= Benjamin Stolberg =

American journalist

Benjamin Stolberg (1891-1951) was an American journalist and labor activist.

==Career==
Stolberg worked as associate editor of The Bookman, as well as a columnist for leading US newspapers, such as The New York Times and the New York Herald Tribune.

Stolberg was a member of the American Committee for the Defense of Leon Trotsky and served on the Dewey Commission investigating the Moscow Trials.

==Libel Suit==
Stolberg wrote for the Saturday Evening Post – and from 1939 to 1945 he and its publisher,
the Curtis Publishing, defended themselves from a libel suit brought against them by Jerome Davis for the September 2, 1939, article "Communist Wreckers in American Labor." Stolberg had called Davis a "Communist and Stalinist." Davis brought on ACLU co-founder Arthur Garfield Hays as his lawyer. Stolberg hired Louis Waldman, an "Old Guard" Socialist and anti-communist labor lawyer. The case went before the New York Supreme Court, with Justice John F. Carew presiding.
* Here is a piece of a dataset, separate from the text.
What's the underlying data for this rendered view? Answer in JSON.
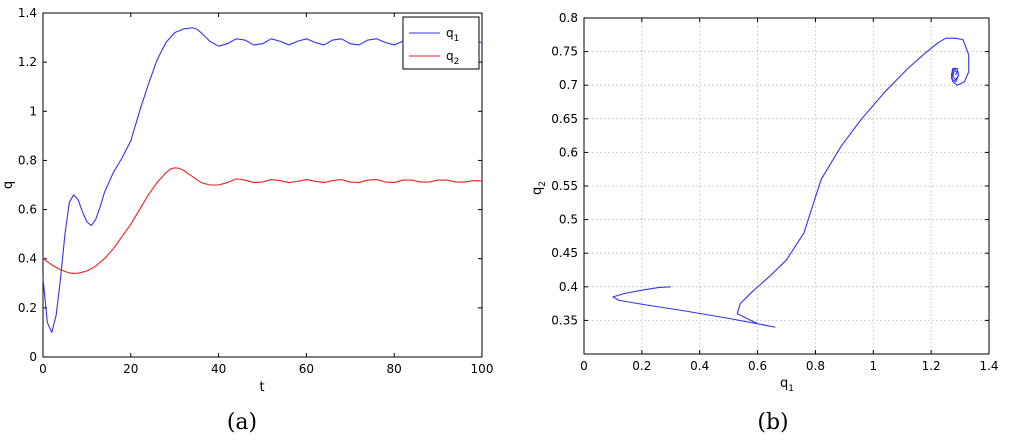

On December 4, 1939, Davis brought a $150,000 libel suit in Manhattan against Curtis Publishing and Stolberg. The trial included testimony from American Federation of Labor president William Green, former YMCA president Sherwood Eddy, Reverend Dr. Harry Emerson Fosdick and Rabbi Stephen Samuel Wise of the American Jewish Congress, former CPUSA head Earl Browder, former Saturday Evening Post editor William W. Stout and American Federation of Teachers vice president John D. Connors, AFL vice president Matthew Woll, American Mercury editor Eugene Lyons, and Georgetown University president Dr. Edmund A. Walsh. Davis' attorney Hays added $100,000 to the suit. On June 9, 1943, a New York Supreme Court discharged the jury for failing to reach a verdict, and Justice Carew ordered the jury not discuss their deliberations. On June 14, 1943, New York Supreme Court Justice Louis A. Valente denied a second motion for immediate retrial and set October 1, 1943, as date to assign retrial action. Finally, on January 18, 1945, Davis settled with Curtis Publishing and Stolberg in court for $11,000 of his $250,000 libel suit before Supreme Court Justice Ferdinand Pecora.

==Legacy==

Benjamin Stolberg's papers are housed at Columbia University in New York City.

==Works==

Stolberg wrote histories of the labor movement, including:
- The Economic Consequences of the New Deal (1935)
- Preliminary Commission of Inquiry into the Charges Made Against Leon Trotsky in the Moscow Trials (1937)
- The Story of the CIO (1938)
- Tailor's Progress: The Story of a Famous Union and the Men Who Made It (a history of the International Ladies' Garment Workers' Union) (1944)
  - Ṿi azoy Sṭolbergs bukh "Teylors progres" zeṭ oys in di oygn fun a ḳloḳmakher (Yiddish translation) (1944)

==External sources==

- Columbia University
- Christopher Phelps, "Heywood Broun, Benjamin Stolberg, and the Politics of American Labor Journalism in the 1920s and 1930s," Labor: Studies in Working-Class History, vol. 15, no. 1 (March 2018), pp. 25–51.